One potential extension of this work relies on incorporating heterogeneous data sources, such as somatic point mutation, small insertion and deletion, chromatin translocation, DNA methylation, gene expression, as well as copy number aberration. This requires high quality samples which contain as many heterogeneous data sources as possible.

Conclusions

In this paper, we propose the DeepCNA method for SMCT. DeepCNA consists of two major steps. The pre-processing step regulates the CNA data with clipping, zero padding, and reshaping; while the CNN step takes the pre-processed data and generates the classification result with high-level data feature learning.

We conduct experiments on the newly proposed COSMIC CNA dataset, which contains 25 types of cancer. Controlled variable experiments indicate that the 2D CNN with both cell lines of HiC data (hESC and IMR90) contributes to the optimal performance.
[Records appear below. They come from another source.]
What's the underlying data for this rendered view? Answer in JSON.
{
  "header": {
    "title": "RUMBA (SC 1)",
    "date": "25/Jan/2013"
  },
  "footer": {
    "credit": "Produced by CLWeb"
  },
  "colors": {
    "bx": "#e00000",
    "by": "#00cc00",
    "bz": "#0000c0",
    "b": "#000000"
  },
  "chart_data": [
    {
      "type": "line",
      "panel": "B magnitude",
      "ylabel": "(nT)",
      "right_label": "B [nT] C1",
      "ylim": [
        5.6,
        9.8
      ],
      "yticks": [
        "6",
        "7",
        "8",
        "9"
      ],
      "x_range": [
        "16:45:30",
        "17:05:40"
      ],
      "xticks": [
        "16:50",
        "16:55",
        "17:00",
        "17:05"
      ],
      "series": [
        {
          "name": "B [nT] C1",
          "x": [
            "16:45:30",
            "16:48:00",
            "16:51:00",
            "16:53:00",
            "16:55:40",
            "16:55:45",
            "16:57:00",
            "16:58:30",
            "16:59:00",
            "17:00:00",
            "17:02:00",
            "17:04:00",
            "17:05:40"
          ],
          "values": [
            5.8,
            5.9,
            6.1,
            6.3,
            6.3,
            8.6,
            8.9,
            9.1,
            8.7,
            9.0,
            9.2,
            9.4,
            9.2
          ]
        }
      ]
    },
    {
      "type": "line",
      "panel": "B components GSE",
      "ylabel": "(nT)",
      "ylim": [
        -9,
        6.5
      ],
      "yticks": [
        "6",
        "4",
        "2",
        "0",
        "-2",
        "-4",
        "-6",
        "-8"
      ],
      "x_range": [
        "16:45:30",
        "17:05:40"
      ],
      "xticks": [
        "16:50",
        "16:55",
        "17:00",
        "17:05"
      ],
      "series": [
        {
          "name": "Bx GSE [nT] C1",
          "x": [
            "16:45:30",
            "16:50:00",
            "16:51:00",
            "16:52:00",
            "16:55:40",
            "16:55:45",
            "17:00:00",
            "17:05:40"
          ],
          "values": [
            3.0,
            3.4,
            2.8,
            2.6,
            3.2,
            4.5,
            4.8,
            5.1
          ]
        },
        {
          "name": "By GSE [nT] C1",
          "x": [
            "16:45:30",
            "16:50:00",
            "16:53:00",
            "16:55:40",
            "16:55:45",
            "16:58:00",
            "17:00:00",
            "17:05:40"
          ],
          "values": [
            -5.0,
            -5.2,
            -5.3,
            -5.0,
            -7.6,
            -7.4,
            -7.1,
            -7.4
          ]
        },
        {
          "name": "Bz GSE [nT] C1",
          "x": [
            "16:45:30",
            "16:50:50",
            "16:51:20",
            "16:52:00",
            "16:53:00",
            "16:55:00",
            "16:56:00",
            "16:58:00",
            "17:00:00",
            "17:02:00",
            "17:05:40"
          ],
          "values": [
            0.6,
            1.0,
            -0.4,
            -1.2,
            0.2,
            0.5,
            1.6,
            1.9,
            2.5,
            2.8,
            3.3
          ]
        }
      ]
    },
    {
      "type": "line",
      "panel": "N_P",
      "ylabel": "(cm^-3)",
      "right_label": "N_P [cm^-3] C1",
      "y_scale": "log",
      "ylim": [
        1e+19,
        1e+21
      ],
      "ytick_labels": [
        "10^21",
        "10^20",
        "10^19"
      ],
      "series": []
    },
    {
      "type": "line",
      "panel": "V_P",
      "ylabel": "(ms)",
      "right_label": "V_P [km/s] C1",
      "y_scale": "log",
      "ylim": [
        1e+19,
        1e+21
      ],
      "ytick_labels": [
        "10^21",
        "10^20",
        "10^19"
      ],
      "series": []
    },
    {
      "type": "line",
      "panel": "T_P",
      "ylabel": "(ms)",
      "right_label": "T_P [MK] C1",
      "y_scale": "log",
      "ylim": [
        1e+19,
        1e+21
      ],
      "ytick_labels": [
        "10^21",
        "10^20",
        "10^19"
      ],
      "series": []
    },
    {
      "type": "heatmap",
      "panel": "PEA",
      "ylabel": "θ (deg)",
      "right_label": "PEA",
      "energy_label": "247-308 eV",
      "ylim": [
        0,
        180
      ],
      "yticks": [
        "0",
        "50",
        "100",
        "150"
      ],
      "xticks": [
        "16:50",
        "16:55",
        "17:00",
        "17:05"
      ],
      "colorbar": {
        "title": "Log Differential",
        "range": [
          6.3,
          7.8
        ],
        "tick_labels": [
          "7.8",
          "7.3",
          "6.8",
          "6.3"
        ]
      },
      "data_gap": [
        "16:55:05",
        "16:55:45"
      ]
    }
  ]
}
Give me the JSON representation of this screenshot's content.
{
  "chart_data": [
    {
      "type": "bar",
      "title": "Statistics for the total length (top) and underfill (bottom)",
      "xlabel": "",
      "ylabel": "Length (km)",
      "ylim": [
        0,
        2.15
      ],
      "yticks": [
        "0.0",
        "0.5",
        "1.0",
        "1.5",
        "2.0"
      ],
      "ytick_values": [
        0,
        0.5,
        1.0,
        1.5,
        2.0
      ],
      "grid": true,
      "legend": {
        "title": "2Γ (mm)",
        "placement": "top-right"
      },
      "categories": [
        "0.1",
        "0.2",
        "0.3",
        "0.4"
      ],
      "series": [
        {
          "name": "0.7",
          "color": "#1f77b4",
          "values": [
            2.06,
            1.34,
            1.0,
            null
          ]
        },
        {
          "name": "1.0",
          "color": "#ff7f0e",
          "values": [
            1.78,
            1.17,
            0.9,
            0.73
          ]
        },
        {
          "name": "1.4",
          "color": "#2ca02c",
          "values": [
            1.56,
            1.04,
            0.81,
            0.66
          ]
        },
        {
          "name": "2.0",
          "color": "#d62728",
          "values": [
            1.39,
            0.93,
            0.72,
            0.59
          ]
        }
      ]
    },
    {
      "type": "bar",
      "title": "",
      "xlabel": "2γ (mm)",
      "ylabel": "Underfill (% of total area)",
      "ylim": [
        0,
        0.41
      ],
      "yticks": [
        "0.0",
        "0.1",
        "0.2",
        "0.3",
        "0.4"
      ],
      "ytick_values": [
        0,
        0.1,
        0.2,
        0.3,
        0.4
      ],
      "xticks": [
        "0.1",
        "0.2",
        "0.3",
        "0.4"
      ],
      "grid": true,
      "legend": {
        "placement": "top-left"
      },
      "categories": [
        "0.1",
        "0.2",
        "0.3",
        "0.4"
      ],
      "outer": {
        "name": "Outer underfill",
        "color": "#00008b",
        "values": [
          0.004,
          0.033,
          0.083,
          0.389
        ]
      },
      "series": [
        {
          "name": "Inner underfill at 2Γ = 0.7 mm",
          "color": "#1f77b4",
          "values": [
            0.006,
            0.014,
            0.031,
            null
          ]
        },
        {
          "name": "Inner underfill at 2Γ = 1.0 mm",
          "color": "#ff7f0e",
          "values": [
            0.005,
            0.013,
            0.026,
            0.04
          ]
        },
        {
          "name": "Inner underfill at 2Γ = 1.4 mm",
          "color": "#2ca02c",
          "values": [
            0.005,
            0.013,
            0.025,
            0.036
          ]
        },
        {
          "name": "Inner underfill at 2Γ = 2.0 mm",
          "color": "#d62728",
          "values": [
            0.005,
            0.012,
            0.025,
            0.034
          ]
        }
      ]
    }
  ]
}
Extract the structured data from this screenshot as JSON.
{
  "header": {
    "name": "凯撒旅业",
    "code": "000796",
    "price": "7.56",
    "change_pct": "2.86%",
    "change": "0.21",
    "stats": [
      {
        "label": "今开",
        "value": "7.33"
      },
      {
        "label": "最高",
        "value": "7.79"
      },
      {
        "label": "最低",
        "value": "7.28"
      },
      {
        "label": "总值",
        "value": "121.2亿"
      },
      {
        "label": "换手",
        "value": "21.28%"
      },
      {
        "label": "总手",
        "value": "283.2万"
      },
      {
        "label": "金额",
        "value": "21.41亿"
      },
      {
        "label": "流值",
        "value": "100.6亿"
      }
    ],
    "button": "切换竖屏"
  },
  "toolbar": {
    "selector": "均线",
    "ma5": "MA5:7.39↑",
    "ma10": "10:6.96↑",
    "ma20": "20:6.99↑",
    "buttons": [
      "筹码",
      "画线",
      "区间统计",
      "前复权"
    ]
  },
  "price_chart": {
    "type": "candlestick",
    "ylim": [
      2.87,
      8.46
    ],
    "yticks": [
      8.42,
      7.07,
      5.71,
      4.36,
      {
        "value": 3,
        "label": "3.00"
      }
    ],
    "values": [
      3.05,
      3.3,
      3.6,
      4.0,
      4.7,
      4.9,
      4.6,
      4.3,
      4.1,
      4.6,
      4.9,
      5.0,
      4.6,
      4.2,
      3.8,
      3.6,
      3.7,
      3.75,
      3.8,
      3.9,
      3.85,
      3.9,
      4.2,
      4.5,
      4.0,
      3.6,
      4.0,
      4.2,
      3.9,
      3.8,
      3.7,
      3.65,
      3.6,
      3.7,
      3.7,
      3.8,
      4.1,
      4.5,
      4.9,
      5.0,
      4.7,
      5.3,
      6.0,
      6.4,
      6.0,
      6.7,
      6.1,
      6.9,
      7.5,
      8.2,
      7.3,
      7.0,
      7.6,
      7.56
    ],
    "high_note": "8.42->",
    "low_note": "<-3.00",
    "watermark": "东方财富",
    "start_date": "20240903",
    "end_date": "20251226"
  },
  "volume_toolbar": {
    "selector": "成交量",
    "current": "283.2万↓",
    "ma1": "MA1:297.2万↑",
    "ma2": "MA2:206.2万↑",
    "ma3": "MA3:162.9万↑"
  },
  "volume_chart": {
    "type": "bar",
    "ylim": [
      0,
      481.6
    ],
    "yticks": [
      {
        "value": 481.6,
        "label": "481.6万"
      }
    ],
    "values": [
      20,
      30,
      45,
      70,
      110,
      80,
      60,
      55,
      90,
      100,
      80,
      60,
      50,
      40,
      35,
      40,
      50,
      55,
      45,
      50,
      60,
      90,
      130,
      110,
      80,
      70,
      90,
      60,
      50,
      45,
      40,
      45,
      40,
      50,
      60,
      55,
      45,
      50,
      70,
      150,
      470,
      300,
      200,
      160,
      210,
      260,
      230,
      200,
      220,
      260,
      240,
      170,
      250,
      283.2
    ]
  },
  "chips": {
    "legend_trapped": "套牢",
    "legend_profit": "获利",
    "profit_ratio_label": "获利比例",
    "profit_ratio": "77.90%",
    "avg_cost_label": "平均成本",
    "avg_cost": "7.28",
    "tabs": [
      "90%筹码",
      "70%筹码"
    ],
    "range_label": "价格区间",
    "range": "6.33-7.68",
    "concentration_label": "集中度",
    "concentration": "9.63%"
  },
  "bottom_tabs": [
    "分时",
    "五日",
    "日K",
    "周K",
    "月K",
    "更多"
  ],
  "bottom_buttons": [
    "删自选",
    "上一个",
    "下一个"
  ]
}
We believe that HiC data brings the gene spatial information such as co-localization into the deep learning model, and due to the possibility that co-localized genes may have similar CNV profiles, combining these two types of information into the predictor improves the overall prediction power as they cross-validate to each other.

We then compare DeepCNA with three widely adopted data classifiers, the results of which exhibit the remarkable advantages of DeepCNA, which has achieved significant performance improvements in terms of testing accuracy against the comparison methods.

We have demonstrated the advantages and potentials of the DeepCNA model for somatic point mutation based gene data processing, and suggest that the model can be extended and transferred to other complex genotype-phenotype association studies, which we believe will benefit many related areas. As for future studies, we will refine our model for other complex and large-scale data, as well as broadening our training dataset, so that the classification result can be further improved.